Your idea of rallying probably comes from watching the World Rally Championship on Foxtel — you know, three-day events driven on surfaces ranging from gravel and tarmac to snow and ice. Each rally is split into 15-25 special stages that are run against the clock on closed roads. This is the one where two people in the car shout at each other in a weird language and the Finnish drivers crash into pine trees and get eaten by polar bears. Tarmac rallying is the same but it’s all on tarmac (which is why it’s called … never mind).

Anyway, with only two stages to go, the mighty Weekend Australian BMW was billowing smoke like a coal-fired power station on steroids. Oh, and sometime before the starter motor had died so whenever we stopped we had to push-start the car. Guess who did the pushing while the other driver claimed his hands were tools of God and had to be protected. Do you think Lewis Hamilton has similar problems? We know the Mazda CX-5 does.

Anyway, we did run into (not literally) quite a few Weekend Australian motoring section readers on the top of Old Norton Summit Road, where many onlookers thought a bushfire had started. Most of the readers surprisingly said their IQs hadn’t dropped by reading this column. But then again, they wouldn’t know, would they? One reader asked if BMW stood for Borrowing My Wallet and another asked how I knew Michael McMichael (so good, like Wagga Wagga, Bong Bong, Gin Gin and Walla Walla, they named him twice) was the best mechanic in the known universe.

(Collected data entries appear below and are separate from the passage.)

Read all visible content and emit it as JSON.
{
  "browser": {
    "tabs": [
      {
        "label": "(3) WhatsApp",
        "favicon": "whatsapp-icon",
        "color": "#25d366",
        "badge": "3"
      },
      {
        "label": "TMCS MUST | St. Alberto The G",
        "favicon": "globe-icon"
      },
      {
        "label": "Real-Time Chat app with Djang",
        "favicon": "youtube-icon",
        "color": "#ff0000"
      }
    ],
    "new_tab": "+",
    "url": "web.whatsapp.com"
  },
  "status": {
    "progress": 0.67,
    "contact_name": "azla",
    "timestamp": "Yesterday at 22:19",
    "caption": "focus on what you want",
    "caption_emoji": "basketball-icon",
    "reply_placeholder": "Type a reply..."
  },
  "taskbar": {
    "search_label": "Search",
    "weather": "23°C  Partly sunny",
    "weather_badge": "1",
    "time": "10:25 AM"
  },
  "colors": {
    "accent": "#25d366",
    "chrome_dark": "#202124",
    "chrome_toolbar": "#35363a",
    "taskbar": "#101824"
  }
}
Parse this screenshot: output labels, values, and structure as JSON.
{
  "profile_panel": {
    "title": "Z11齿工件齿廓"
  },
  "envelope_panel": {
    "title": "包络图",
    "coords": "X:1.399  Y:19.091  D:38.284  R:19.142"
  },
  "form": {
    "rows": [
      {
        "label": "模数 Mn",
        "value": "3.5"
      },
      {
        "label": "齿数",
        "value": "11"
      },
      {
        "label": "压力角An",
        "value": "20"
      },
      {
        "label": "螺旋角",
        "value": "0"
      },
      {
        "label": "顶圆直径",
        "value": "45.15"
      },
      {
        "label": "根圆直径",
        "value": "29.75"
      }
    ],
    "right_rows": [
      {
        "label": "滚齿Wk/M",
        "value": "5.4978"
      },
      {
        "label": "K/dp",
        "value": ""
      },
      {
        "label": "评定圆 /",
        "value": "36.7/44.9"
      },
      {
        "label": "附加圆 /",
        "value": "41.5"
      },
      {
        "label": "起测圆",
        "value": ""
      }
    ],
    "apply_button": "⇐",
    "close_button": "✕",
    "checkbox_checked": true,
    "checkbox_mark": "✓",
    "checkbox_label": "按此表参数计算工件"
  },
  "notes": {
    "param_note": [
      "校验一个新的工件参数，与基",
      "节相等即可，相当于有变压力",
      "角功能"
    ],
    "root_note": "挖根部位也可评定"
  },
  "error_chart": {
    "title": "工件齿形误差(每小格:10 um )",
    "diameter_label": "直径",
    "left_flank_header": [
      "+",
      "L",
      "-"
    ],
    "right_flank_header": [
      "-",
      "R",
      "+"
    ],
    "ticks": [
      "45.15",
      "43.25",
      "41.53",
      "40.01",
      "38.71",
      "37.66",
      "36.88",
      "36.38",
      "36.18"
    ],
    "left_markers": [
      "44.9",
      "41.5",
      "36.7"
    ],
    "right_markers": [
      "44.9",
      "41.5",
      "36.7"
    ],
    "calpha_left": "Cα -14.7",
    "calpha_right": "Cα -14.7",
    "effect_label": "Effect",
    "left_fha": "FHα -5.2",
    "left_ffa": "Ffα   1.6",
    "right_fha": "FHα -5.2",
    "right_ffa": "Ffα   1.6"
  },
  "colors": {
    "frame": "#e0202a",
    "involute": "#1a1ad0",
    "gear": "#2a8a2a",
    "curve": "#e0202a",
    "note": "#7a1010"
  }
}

Well, as many of you would know, Michael has recently added brain surgery to the many side lines he is offering at the global HQ of Michael McMichael ­Motors in the Monaco of Motor City — Stepney, South Australia. Customers have always been able to enjoy herpetology services (brown snakes a speciality), Cicerone training — leading to a Cicerone certificate showing you are a certified beer professional (naturally proudly sponsored by Cooper’s family brewery) — as well as the day spa with the Royal Purple SAE HPS full synthetic oil and hot stone couples massage.

Like any great artiste — think Glenn Gould, David Helfgott and Leonardo — when he is working, Michael often calls on the creator by name (such is his close friendship with him/her/other), shouts words that show his deep medical training by describing many body parts and their function, and often breaks down in tears.

As you also know, despite the high profile the Weekend Australian Racing Team enjoys, we have struggled with sponsorship, espe­cially from Mazda. Usually it’s only been ­Michael McMichael Motors (herpetology division), Dean How’s Peninsula BM and myself who have shelled out to keep our many cars competing. In good news, the soon to be internationally known Monrovia Tires (“The best tires for your car and your wagon”) has agreed to supply us with at least three tyres for each event. Chief executive Aloysius Dorme Tip­otek said in a prepared statement: “Our tires are built for the toughest conditions Liberia can throw up: military coups, civil war and landmines buried in the roads. We hope WART can take us to the world.” If you are looking for a new set of slicks for your car or wagon (two or four wheeled) Monrovia Tires are on the corner of Monrovia’s Ashmun and Mechlin streets. Aloysius promises serious discounts to any reader who says the password: John Durie.

After a rough 24 hours we’re hopefully starting today. It will be huge, with the last day of the rally, Troy Bayliss aka Mr Buzzi fresh from his appearance on Gouger Street last night taking kiddies for a ride on the back of his superbike, Craig Lowndes in an F1 car, a Time Attack demo (sadly without former world champion and WART team member Garth Walden), a drift demo from The Driftsquid, the Barossa’s own Jake Jones and a race between a Ferrari F1 and a Toyota 86. With Ferrari’s run of luck lately, the 86 will win.

If you are the unlucky owner of the 360 and were looking to ­replace it, you missed out on the 1959 Ferrari 250 GT LWB California Spider Competizione by Scaglietti by a whisker. Complete with a huge racing history, RM Sotheby’s sold the Fezzer for $24 million in New York late this week.